Я не припомню, чтобы меня кто-нибудь тащил из бара домой, будто сломанную вещь – даже в студенчестве такого не было. Разве что однажды М. с хохотом и шумом вез меня семнадцатилетнюю по каким-то холмам на краденой из супермаркета гремучей, словно змея, оранжевой тележке. Воспоминание осталось, и М. тоже где-то остался (я малодушно – или великодушно? – включила его в свой список перед копированием: как оказалось, подобное свойственно всем людям – включать в списки доступа не бывших, но неслучившихся, несостоявшихся, нереализованных – и все, как и я, после смерти так и не посмели постучаться в чат; вот еще одно отличие мертвого от живого – там, где живой надеется хотя бы после смерти расставить точки над зияющими пробелами, мертвый сам сжимается до точки, заполняющей пробел целиком). После того как я умерла, меня перестали беспокоить параллельные судьбы, несбывшиеся надежды – потому что на самом деле это не имеет значения ни после смерти, ни до нее, – а вот нас с тележкой нигде нет, мы никуда не доехали, и я нас не помню.

Поэтому А. довольно скоро заметил одинокую тележку на стоянке, погрузил меня в нее и медленно, как необходимую, но неприятную покупку, отвез домой. Я лежала в тележке, свесив онемевшие руки, и смотрела на ночное небо – видимо, на районе жил какой-то профессиональный астроном, спасибо ему за наши счастливые Персеиды вне расписания. А потом, уже около дома, я поняла, что совершенно трезва, – и, внутреннее надеясь, что тележка так и останется стоять внизу, родная, хорошая, в ожидании моего утреннего выхода на пробежку, вылезла из нее, навалилась всем весом (тела ли) на шершавую серую дверь подъезда (того ли самого – или детского, из воспоминания о пятиэтажках и капелистых ржавых ракетах выше берез), – но, оглянувшись, увидела только перемахивающего через куст оленя с поблескивающими в лунном свете рожками: опять зоологи-любители устроили ретровечеринку в лесопарке. А вот А. нигде не было. Возможно, я вообще с какого-то момента ехала в этой телеге одна, управляя ею силой своих мыслей шальных.

Тем не менее на следующий день А. написал мне и предложил встретиться, чтобы поговорить уже на свежую голову; я согласилась. Спустилась вниз. Тележка исчезла, а олень стоял около дорожки, глядя мне в глаза: это был не живой сон зоолога, но мое воспоминание о вчерашнем олене. Воспоминания о вчерашней телеге не было нигде – слишком уж оно было стыдным.
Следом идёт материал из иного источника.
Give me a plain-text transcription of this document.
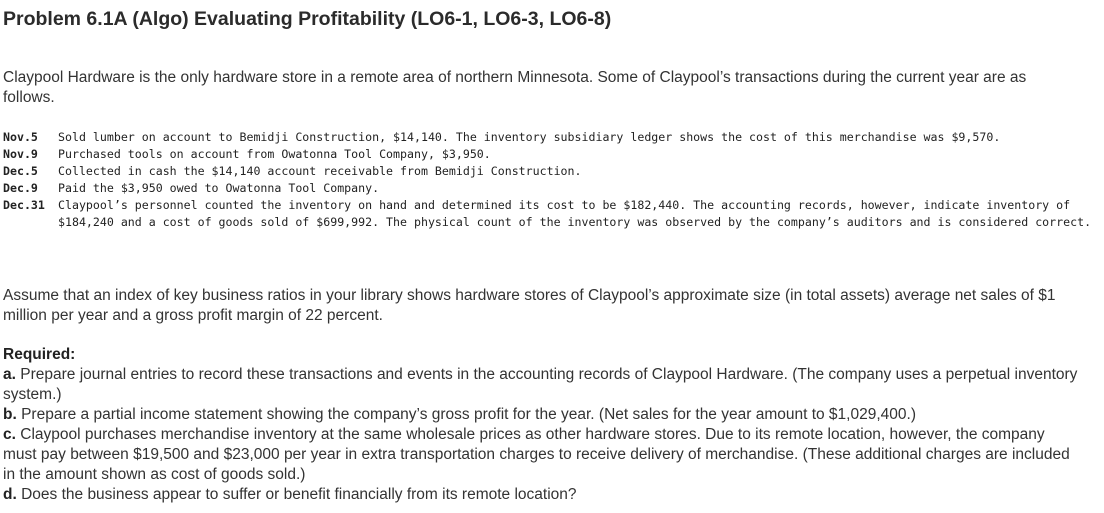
Problem 6.1A (Algo) Evaluating Profitability (LO6-1, LO6-3, LO6-8)

Claypool Hardware is the only hardware store in a remote area of northern Minnesota. Some of Claypool’s transactions during the current year are as follows.

Nov.5	Sold lumber on account to Bemidji Construction, $14,140. The inventory subsidiary ledger shows the cost of this merchandise was $9,570.
Nov.9	Purchased tools on account from Owatonna Tool Company, $3,950.
Dec.5	Collected in cash the $14,140 account receivable from Bemidji Construction.
Dec.9	Paid the $3,950 owed to Owatonna Tool Company.
Dec.31	Claypool’s personnel counted the inventory on hand and determined its cost to be $182,440. The accounting records, however, indicate inventory of $184,240 and a cost of goods sold of $699,992. The physical count of the inventory was observed by the company’s auditors and is considered correct.

Assume that an index of key business ratios in your library shows hardware stores of Claypool’s approximate size (in total assets) average net sales of $1 million per year and a gross profit margin of 22 percent.

Required:
a. Prepare journal entries to record these transactions and events in the accounting records of Claypool Hardware. (The company uses a perpetual inventory system.)
b. Prepare a partial income statement showing the company’s gross profit for the year. (Net sales for the year amount to $1,029,400.)
c. Claypool purchases merchandise inventory at the same wholesale prices as other hardware stores. Due to its remote location, however, the company must pay between $19,500 and $23,000 per year in extra transportation charges to receive delivery of merchandise. (These additional charges are included in the amount shown as cost of goods sold.)
d. Does the business appear to suffer or benefit financially from its remote location?
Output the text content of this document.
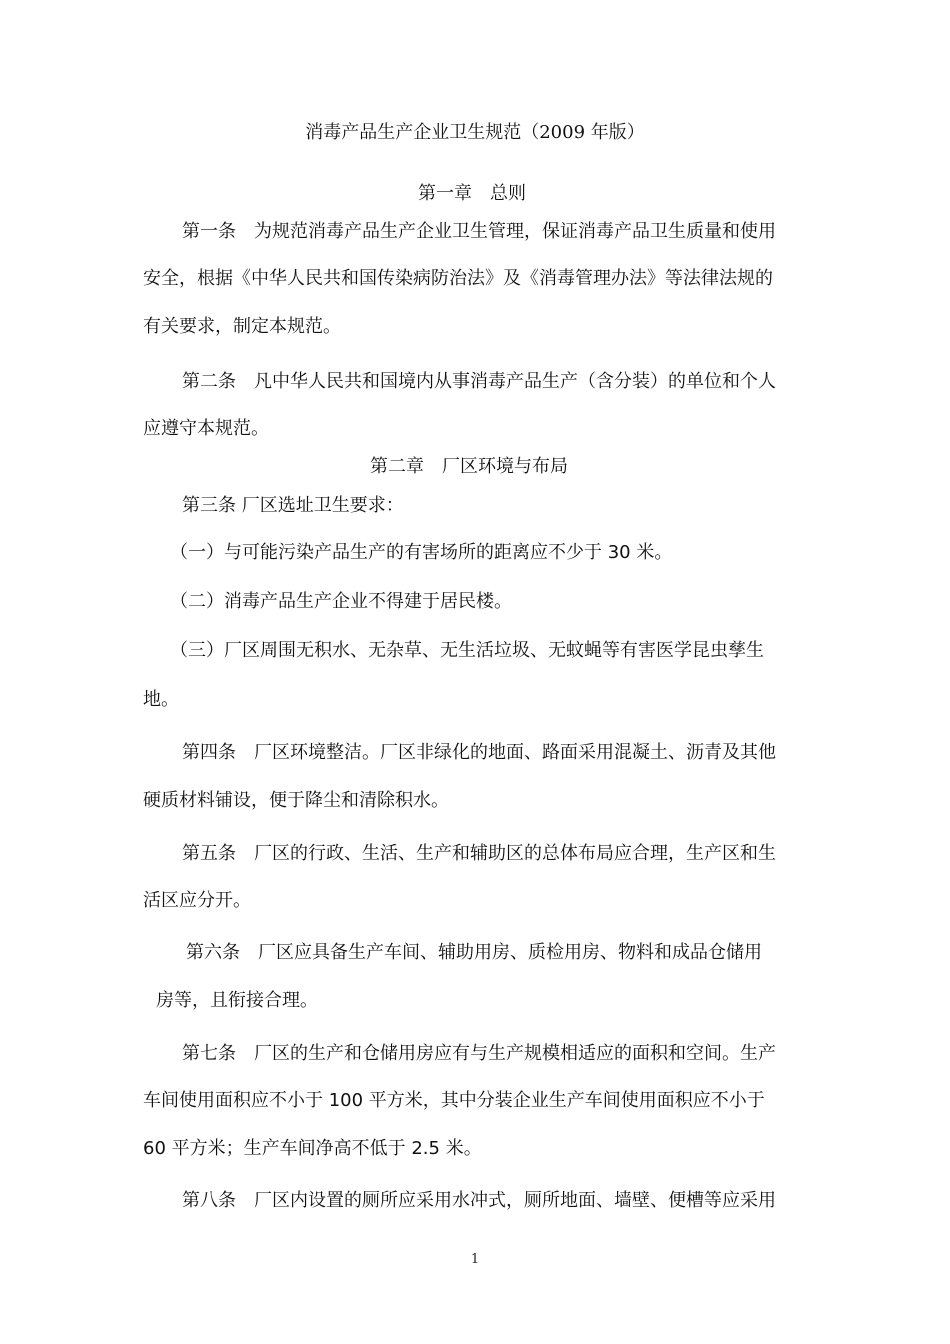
消毒产品生产企业卫生规范（2009 年版）
第一章　总则
第一条　为规范消毒产品生产企业卫生管理，保证消毒产品卫生质量和使用
安全，根据《中华人民共和国传染病防治法》及《消毒管理办法》等法律法规的
有关要求，制定本规范。
第二条　凡中华人民共和国境内从事消毒产品生产（含分装）的单位和个人
应遵守本规范。
第二章　厂区环境与布局
第三条 厂区选址卫生要求：
（一）与可能污染产品生产的有害场所的距离应不少于 30 米。
（二）消毒产品生产企业不得建于居民楼。
（三）厂区周围无积水、无杂草、无生活垃圾、无蚊蝇等有害医学昆虫孳生
地。
第四条　厂区环境整洁。厂区非绿化的地面、路面采用混凝土、沥青及其他
硬质材料铺设，便于降尘和清除积水。
第五条　厂区的行政、生活、生产和辅助区的总体布局应合理，生产区和生
活区应分开。
第六条　厂区应具备生产车间、辅助用房、质检用房、物料和成品仓储用
房等，且衔接合理。
第七条　厂区的生产和仓储用房应有与生产规模相适应的面积和空间。生产
车间使用面积应不小于 100 平方米，其中分装企业生产车间使用面积应不小于
60 平方米；生产车间净高不低于 2.5 米。
第八条　厂区内设置的厕所应采用水冲式，厕所地面、墙壁、便槽等应采用
1
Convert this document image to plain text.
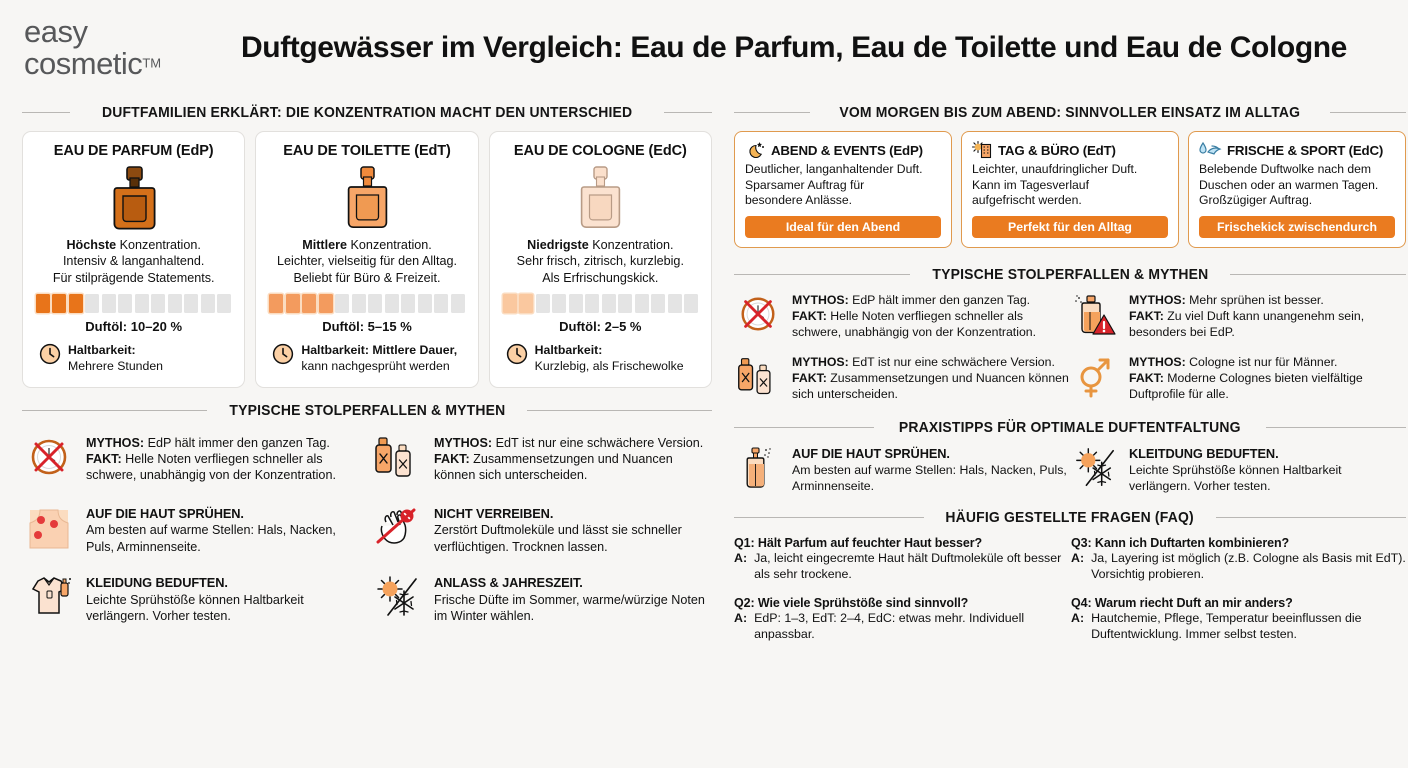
easy
cosmetic™	Duftgewässer im Vergleich: Eau de Parfum, Eau de Toilette und Eau de Cologne
DUFTFAMILIEN ERKLÄRT: DIE KONZENTRATION MACHT DEN UNTERSCHIED
EAU DE PARFUM (EdP)
Höchste Konzentration.
Intensiv & langanhaltend.
Für stilprägende Statements.
Duftöl: 10–20 %
Haltbarkeit:
Mehrere Stunden
EAU DE TOILETTE (EdT)
Mittlere Konzentration.
Leichter, vielseitig für den Alltag.
Beliebt für Büro & Freizeit.
Duftöl: 5–15 %
Haltbarkeit: Mittlere Dauer,
kann nachgesprüht werden
EAU DE COLOGNE (EdC)
Niedrigste Konzentration.
Sehr frisch, zitrisch, kurzlebig.
Als Erfrischungskick.
Duftöl: 2–5 %
Haltbarkeit:
Kurzlebig, als Frischewolke
TYPISCHE STOLPERFALLEN & MYTHEN
MYTHOS: EdP hält immer den ganzen Tag.
FAKT: Helle Noten verfliegen schneller als schwere, unabhängig von der Konzentration.
MYTHOS: EdT ist nur eine schwächere Version. FAKT: Zusammensetzungen und Nuancen können sich unterscheiden.
AUF DIE HAUT SPRÜHEN.
Am besten auf warme Stellen: Hals, Nacken, Puls, Arminnenseite.
NICHT VERREIBEN.
Zerstört Duftmoleküle und lässt sie schneller verflüchtigen. Trocknen lassen.
KLEIDUNG BEDUFTEN.
Leichte Sprühstöße können Haltbarkeit verlängern. Vorher testen.
ANLASS & JAHRESZEIT.
Frische Düfte im Sommer, warme/würzige Noten im Winter wählen.
VOM MORGEN BIS ZUM ABEND: SINNVOLLER EINSATZ IM ALLTAG
ABEND & EVENTS (EdP)
Deutlicher, langanhaltender Duft.
Sparsamer Auftrag für
besondere Anlässe.
Ideal für den Abend
TAG & BÜRO (EdT)
Leichter, unaufdringlicher Duft.
Kann im Tagesverlauf
aufgefrischt werden.
Perfekt für den Alltag
FRISCHE & SPORT (EdC)
Belebende Duftwolke nach dem
Duschen oder an warmen Tagen.
Großzügiger Auftrag.
Frischekick zwischendurch
TYPISCHE STOLPERFALLEN & MYTHEN
MYTHOS: EdP hält immer den ganzen Tag.
FAKT: Helle Noten verfliegen schneller als schwere, unabhängig von der Konzentration.
MYTHOS: Mehr sprühen ist besser.
FAKT: Zu viel Duft kann unangenehm sein, besonders bei EdP.
MYTHOS: EdT ist nur eine schwächere Version.
FAKT: Zusammensetzungen und Nuancen können sich unterscheiden.
MYTHOS: Cologne ist nur für Männer.
FAKT: Moderne Colognes bieten vielfältige Duftprofile für alle.
PRAXISTIPPS FÜR OPTIMALE DUFTENTFALTUNG
AUF DIE HAUT SPRÜHEN.
Am besten auf warme Stellen: Hals, Nacken, Puls, Arminnenseite.
KLEITDUNG BEDUFTEN.
Leichte Sprühstöße können Haltbarkeit verlängern. Vorher testen.
HÄUFIG GESTELLTE FRAGEN (FAQ)
Q1: Hält Parfum auf feuchter Haut besser?
A: Ja, leicht eingecremte Haut hält Duftmoleküle oft besser als sehr trockene.
Q3: Kann ich Duftarten kombinieren?
A: Ja, Layering ist möglich (z.B. Cologne als Basis mit EdT). Vorsichtig probieren.
Q2: Wie viele Sprühstöße sind sinnvoll?
A: EdP: 1–3, EdT: 2–4, EdC: etwas mehr. Individuell anpassbar.
Q4: Warum riecht Duft an mir anders?
A: Hautchemie, Pflege, Temperatur beeinflussen die Duftentwicklung. Immer selbst testen.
Я не сказала мужу, что снова стала общаться с А. Тем более что эту тяжелую, осторожную, получужеродную полукоммуникацию сложно было назвать – скорее, это было некое переощупывание отсутствующих границ.

А. отказывался рассказывать о том, как жил без меня, говоря только о работе и о своих исследованиях природы нейрозомби; о личной жизни – ни слова. Я тревожно расспрашивала его про ту утопленницу, липкую Русалочку – его этический переход от полного панического неприятия нейрозомби (ведь он поначалу изучал их лишь для того, чтобы научить других избегать их, не попадая в водяные колышущиеся сети их перламутрового, чешуйчатого обаяния) к исследованию их фальшивых душ вызывал у меня приступы тошнотворной, ревнивой паники, фонтаном хлещущей через нос, как разбегающиеся во все стороны дикие чернильные котята.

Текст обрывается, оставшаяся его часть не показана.